Because backtesting is the cornerstone of this website, we occasionally make a poll among our Twitter readers.
Choosing the right asset class for trading plays a significant role in shaping trading strategies, risk, and profits. To get better insight into the preferences of traders on social media, we ran a recent poll. We asked:
Which asset class do you prefer trading?
The poll revealed intriguing statistics that shed light on the diverse choices investors make when trading. Let’s look at the results.
We comment on the results:
Stocks and ETFs: The Top Choice
Leading the pack with a significant 47.6% of the vote, stocks and ETFs are the preferred asset class for a substantial portion of the respondents.
These traditional investment vehicles represent ownership in companies, providing investors with a share in a company’s profits and losses.

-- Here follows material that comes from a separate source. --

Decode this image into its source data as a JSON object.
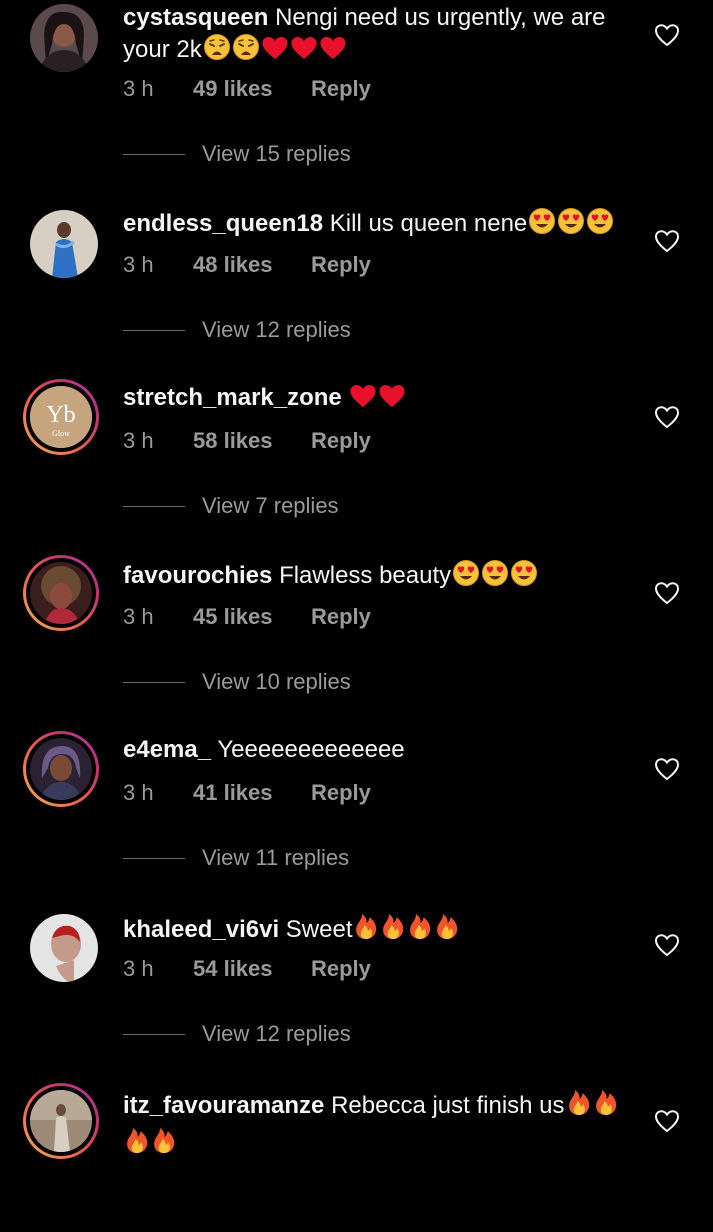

ETFs, or exchange-traded funds, are a popular option for diversifying investments across multiple stocks, offering an efficient way to track various market indices.
We believe these traders are smart. Why? Because you have a tailwind in the form of inflation and productivity gains. Stocks and related ETFs go up, barring a revolution and/or wars on home soil. You can take advantage of this effect.
These characteristics make them a reliable choice for long-term investors, as well as short-term traders.
Futures: A Strong Contender
Futures trading, with a 38.1% share of the poll, emerged as the second most popular asset class.
Futures are derivative contracts that obligate parties to buy or sell an asset at a predetermined price and date. They offer traders the potential for substantial profits but also carry significant risks.
The appeal of futures trading may lie in the leverage they provide, enabling traders to control a larger position with a relatively small amount of capital. This can magnify gains, but it also exposes traders to amplified losses if the market moves against their positions.
As a result, futures trading typically attracts more experienced traders who understand the complexities and risks involved.
Crypto: Gaining Traction
Cryptocurrencies, a relatively new entrant to the financial markets, garnered 7.9% of the vote in the poll. Cryptocurrencies like Bitcoin, Ethereum, and a multitude of altcoins have captured the attention of traders and investors around the world due to their potential for rapid price appreciation.
Crypto trading is known for its volatility, with the market’s value soaring and plummeting within short timeframes. The appeal of cryptocurrencies likely stems from their potential to generate substantial gains in a short period, as well as their decentralized and innovative nature.
We have not yet delved into heavy crypto trading. But for those interested, we have written a few articles about crypto strategies:
Forex and CFDs: Niche Preferences
Forex (foreign exchange) and CFDs (contracts for difference) received the lowest preference in the poll, with 6.3% of respondents favoring this asset class. Forex trading involves the exchange of one currency for another in the global foreign exchange market, while CFDs are derivative contracts that enable traders to speculate on the price movements of various assets, including stocks, commodities, and indices.
The lower preference for Forex and CFD trading may be attributed to the complexity and unique skill set required for success in these markets. Forex trading involves understanding global economic factors and geopolitical events, while CFD trading can involve high leverage and exposure to various markets, requiring a sophisticated approach to risk management.
However, the low requirements for margin might be another factor that many beginners get drawn to these two markets. The truth is that most forex and CFD traders get wiped out in a short period of time.
We like to think that we have followers who know a great deal more than the average beginner. Thus, we have fewer traders trading forex and CFDs?
Stocks and ETFs emerged as the dominant choice, thanks to their stability and transparency.
Futures trading came in a close second, appealing to traders who are comfortable with leverage and risk.
Cryptocurrencies, with their volatility and potential for rapid gains, captured the interest of a smaller but enthusiastic group of traders.
Meanwhile, Forex and CFD trading, with their unique complexities, were favored by a niche audience.